Depuis quelques temps, le New York Times publie une série de reportages sur Haïti et les racines passées et présentes de ses exceptionnelles misères. Si bien de ces racines sont locales - Haïti, qui est un pays africain dans le fond, a inauguré la malheureuse tradition africaine de ce que j’appelle “les élites contre la nation” - les pays impérialistes, en l’occurrence la France et les États-Unis, sont également coupables, quoiqu’on en parle moins. Le tribut imposé par la France à Haïti pour payer des réparations aux esclavagistes chassés du pays au début du XIXe siècle est bien connu (en France comme aux États-Unis, une bonne partie de l’opinion publique et de la classe politique pousse des cris d’orfraie dès qu’il s’agit de réclamer des réparations pour l’esclavage et la colonisation, mais la réparation pour les esclavagistes - y compris en Grande-Bretagne - n’a pas soulevé de controverses.) L’histoire de comment une banque française a piégé Haïti pour continuer à lui sucer le sang une fois qu’il s’était pratiquement déchargé de sa “dette” avait été complètement oubliée, jusqu’à ce que ces enquêtes du NYT l’exhument. La banque en question est le Crédit Industriel et Commercial, fondée en 1859 et encore en activité, mais devenue amnésique sur ses activités de pillage financier à Haïti entre 1875, date d’un premier prêt rapace, et les premières années du XXe siècle, où Frédéric Marcelin, auquel j’ai consacré une note dans ce blog, a enfin réussi à détacher la goule de sa proie. Pour ceux qui lisent l’anglais, la triste histoire, qui est un important chaînon dans la généalogie de la chute dans l’abjection où barbote aujourd’hui Haïti, se trouve ici:
How a French Bank Captured Haiti
Frédéric Marcelin a livré sa version de la même histoire dans un livre publié en 1890, et qui est téléchargeable ici:
La Banque nationale d’Haïti: une page d’histoire.
Le début de ce texte de Marcelin fait une sorte de hiérarchie des responsabilités: les élites haïtiennes corrompues n’étaient que comparses dans un jeu de dupes dont les bénéficiaires repus jusqu’au dégorgement (ce que l’article du NYT montre bien au demeurant) se trouvaient à Paris.
J’aimerais croire Marcelin, et que les élites haïtiennes étaient moins coupables. Cette histoire a un équivalent extraordinaire de similitude dans l’Afrique du Sud post-Apartheid, lorsqu’une partie des élites de l’ANC, rassemblées autour de Jacob Zuma, se sont abouchées avec un trio d’hommes d’affaires indiens, les frères Gupta, pour piller les ressources publiques du pays en une entreprise criminelle connue en Afrique du Sud par la formule “capture d’État”. Il n’est pas toujours besoin d’une puissance impérialiste, comme on le voit.

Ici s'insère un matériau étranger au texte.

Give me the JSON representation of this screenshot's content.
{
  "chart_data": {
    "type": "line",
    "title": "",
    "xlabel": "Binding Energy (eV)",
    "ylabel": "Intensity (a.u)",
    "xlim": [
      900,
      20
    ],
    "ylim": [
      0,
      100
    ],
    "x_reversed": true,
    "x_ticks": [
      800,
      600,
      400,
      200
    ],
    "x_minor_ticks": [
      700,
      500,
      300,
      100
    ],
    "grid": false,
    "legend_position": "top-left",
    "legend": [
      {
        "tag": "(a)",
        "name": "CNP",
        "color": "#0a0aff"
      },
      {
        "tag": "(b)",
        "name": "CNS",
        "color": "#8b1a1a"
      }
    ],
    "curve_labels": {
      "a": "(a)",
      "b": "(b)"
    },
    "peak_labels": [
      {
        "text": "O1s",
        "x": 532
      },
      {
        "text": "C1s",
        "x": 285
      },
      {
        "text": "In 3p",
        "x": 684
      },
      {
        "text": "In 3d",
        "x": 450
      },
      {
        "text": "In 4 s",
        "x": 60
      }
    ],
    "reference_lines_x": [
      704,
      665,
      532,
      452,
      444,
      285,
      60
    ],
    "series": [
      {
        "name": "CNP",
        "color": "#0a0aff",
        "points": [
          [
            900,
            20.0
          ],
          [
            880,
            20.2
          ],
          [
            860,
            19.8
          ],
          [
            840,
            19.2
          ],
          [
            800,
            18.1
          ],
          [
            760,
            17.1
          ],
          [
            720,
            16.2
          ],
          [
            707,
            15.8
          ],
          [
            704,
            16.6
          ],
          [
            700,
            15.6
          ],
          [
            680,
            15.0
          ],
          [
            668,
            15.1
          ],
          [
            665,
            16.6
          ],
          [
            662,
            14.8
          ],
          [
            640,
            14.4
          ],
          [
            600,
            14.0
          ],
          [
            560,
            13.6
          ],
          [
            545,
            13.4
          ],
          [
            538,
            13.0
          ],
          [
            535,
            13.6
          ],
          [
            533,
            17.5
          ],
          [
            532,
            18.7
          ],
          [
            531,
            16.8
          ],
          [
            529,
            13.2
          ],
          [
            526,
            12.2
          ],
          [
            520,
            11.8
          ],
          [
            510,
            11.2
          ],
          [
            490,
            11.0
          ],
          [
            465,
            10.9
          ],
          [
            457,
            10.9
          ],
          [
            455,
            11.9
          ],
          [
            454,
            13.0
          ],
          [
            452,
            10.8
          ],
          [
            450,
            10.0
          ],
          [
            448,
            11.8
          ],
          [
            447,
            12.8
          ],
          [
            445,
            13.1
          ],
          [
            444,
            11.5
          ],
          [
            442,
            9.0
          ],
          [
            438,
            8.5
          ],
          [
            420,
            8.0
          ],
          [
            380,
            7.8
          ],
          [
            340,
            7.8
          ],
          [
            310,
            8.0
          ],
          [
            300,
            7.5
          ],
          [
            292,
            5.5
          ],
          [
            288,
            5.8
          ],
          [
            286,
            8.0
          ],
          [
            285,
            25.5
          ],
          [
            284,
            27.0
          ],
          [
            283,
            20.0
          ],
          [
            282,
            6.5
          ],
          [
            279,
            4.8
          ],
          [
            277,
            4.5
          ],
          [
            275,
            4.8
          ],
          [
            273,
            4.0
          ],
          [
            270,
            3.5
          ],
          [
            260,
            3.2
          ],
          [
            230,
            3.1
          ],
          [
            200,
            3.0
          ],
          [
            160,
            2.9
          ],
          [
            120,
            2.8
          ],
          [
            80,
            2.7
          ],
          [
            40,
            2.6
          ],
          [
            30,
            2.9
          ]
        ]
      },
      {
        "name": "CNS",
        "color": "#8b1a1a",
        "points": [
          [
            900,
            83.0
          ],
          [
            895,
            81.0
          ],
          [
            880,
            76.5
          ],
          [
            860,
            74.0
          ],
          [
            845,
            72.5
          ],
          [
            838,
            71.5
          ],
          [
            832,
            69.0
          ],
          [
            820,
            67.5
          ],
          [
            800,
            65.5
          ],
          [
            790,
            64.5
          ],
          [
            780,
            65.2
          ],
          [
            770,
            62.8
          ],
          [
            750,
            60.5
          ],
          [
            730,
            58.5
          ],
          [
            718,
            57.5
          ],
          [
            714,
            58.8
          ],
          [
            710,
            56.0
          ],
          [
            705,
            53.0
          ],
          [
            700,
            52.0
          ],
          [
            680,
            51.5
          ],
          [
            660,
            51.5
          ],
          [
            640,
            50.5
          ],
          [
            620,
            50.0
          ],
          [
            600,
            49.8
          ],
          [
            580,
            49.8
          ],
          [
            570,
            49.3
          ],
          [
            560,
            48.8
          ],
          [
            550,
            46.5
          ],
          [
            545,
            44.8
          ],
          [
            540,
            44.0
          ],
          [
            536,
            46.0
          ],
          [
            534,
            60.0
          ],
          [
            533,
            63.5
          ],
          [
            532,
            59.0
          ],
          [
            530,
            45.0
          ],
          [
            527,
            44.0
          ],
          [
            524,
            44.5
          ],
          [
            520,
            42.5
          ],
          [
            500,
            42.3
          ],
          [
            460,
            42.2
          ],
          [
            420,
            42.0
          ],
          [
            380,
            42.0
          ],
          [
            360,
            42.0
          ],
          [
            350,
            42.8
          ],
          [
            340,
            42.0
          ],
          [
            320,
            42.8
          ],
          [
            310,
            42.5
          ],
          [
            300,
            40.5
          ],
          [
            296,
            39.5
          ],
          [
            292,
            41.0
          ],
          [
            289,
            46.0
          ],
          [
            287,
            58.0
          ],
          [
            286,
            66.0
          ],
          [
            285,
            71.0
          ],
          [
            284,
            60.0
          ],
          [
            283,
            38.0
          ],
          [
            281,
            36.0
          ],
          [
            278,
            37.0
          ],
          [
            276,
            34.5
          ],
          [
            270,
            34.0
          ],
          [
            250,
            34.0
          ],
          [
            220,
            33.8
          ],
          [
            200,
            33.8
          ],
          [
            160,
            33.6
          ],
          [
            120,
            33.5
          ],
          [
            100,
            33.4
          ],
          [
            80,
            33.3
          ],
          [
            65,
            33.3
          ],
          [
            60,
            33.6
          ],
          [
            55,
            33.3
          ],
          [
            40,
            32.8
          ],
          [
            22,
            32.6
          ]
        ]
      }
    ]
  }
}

Si la CIC n’avait pas proposé ses “services” aux élites haïtiennes, celles-ci n’auraient-elles pas trouvé un autre vampire pour les aider à exploiter le pauvre peuple? Tant que l’on n’a pas une élite patriotique, le piège est sans fin. Une telle élite est possible: Frédéric Marcelin l’a prouvé. Hélas! il était minoritaire.